2. Take the audience on a journey
The War Child stories take you on a clear journey through how the charity has helped Vanis, Dima and Agnes. As potential supporters or donors, this journey helps you understand what the charity is doing and its impact.
3. Think about what your one message is
Jewish Care used their Pearls of Wisdom campaign across their website, Facebook, Twitter and in communications with donors. Try and stick to one clear message to help your supporters get your story. Make it clear what you want them to do, is it to give money, volunteer or just to know more about your cause?
4. Use emotion
“I’ve learned that people will forget what you said, people will forget what you did, but people will never forget how you made them feel.”
People will care more if you make them feel something through your stories, it doesn’t matter if you make them feel happy or sad, but making them feel something is essential.
Cancer research does a great job here of both telling personal stories and making you feel something when you watch the stories of people they have helped. Carolan Davidge, Director of Communications at Cancer Research UK explains the difference that was made when CRUK started telling stories:
“Telling the true stories of cancer patients alive today thanks to the progress made by research, has been vital to growing public engagement and financial support for the charity’s vital work.”
Bronx Zoo use humour to great effect.
5. But make sure it’s genuine and authentic
True human interest stories will engage your potential supporters and bring to life what you do. Oxfam America bring to life their work by having one young supporter tell his story in his own words.
6. It’s all in the detail
Spend time talking to potential case studies for stories, and really listening to them by asking thoughtful, open questions. It’s when you really spend time, and really listen that the little details come out, those little nuggets of gold that make the stories even more memorable and personal. If possible talk to people face to face or on the phone, make good notes.
7.Build a system to collect case studies
Involve the people at the grass roots in your organisation in collecting stories. They know what’s going on out there and who has great stories. Set up a system to collect and file those stories and collect contact info from relevant people. Cancer Research has established a system on their website to encourage people they have helped to send in their stories.

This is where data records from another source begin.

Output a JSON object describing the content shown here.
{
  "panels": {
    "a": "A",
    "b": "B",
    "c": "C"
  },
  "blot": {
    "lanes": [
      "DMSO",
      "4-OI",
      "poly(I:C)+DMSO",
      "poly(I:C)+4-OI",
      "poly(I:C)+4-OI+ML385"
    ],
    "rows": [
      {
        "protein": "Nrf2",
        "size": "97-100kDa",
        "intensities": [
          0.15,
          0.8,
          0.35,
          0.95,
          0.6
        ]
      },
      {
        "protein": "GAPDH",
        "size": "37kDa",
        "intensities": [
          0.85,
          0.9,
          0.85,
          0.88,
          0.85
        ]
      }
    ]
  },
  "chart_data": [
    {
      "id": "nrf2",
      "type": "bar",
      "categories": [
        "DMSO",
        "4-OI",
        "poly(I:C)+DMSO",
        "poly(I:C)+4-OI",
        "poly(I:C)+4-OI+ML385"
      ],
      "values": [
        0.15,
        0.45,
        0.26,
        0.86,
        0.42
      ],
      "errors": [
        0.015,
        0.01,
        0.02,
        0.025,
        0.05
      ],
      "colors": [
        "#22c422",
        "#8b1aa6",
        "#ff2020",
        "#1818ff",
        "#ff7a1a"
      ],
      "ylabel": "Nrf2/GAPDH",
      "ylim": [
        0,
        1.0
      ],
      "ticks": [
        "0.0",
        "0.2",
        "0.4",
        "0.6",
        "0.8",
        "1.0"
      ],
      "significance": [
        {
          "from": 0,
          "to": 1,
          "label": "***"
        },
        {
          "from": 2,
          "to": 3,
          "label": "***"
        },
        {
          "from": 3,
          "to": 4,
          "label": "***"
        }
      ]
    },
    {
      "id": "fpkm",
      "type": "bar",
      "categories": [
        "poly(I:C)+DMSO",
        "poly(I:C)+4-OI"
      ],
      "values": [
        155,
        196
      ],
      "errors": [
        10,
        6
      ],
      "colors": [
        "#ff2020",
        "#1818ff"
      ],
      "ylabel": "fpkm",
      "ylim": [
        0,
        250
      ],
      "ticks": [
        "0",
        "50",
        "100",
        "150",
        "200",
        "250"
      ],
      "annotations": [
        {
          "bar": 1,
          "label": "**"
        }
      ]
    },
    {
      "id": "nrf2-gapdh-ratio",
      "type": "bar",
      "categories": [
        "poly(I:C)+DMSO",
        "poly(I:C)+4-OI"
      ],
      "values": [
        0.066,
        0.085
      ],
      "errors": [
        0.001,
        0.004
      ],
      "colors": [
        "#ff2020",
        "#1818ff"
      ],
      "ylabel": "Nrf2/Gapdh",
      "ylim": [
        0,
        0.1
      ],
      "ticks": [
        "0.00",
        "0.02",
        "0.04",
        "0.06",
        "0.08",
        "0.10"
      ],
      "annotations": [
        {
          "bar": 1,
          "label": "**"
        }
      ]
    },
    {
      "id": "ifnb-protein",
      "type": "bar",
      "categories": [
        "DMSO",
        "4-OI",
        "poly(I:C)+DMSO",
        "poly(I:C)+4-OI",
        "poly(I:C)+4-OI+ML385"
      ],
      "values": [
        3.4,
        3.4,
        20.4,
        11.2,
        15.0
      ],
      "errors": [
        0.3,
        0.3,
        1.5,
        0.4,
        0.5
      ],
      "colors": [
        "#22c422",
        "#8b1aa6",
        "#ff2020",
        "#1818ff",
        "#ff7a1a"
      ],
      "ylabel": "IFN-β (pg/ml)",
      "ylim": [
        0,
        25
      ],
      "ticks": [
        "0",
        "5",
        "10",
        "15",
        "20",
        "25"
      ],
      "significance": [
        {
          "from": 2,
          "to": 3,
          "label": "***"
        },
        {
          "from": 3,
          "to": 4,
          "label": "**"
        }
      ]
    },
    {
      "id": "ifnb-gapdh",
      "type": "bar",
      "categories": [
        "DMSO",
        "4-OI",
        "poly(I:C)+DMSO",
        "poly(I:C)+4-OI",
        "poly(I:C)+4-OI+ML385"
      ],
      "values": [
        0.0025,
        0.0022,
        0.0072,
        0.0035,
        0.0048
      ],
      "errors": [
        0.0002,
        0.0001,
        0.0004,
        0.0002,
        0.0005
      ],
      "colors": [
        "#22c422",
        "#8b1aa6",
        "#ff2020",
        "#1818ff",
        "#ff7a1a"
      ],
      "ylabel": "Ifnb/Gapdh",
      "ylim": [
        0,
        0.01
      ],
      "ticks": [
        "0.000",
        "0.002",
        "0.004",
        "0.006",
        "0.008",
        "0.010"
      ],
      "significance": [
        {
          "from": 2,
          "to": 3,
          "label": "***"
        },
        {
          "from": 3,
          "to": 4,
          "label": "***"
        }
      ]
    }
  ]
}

8. Think about stories in terms of 5 basic questions
When you’re thinking about your story and talking to potential case studies, ask these 6 basic questions;
If you ask all of these questions, you’ll definitely make sure you get all the details you need and that a journalist will need if you want to offer your story to the press.
9.Build story telling into all of your communications
Get used to thinking in stories when you are writing annual reports, for your website or for e-newsletters. Tell stories about people, not lists of facts. If you’re writing a press release, include a case study to bring the story to life for the journalist.
Annual reports are also a great place to tell your stories, RNID do a great job here of showing the impact of their work in visual terms through personal stories, photos and video.
10. Ask yourself “So what?”
I know I started with this point, but I think it’s worth repeating! Ask yourself why someone should care about the story you are telling them. Think about what will make them care, can you make it more personal, more emotional or just more interesting?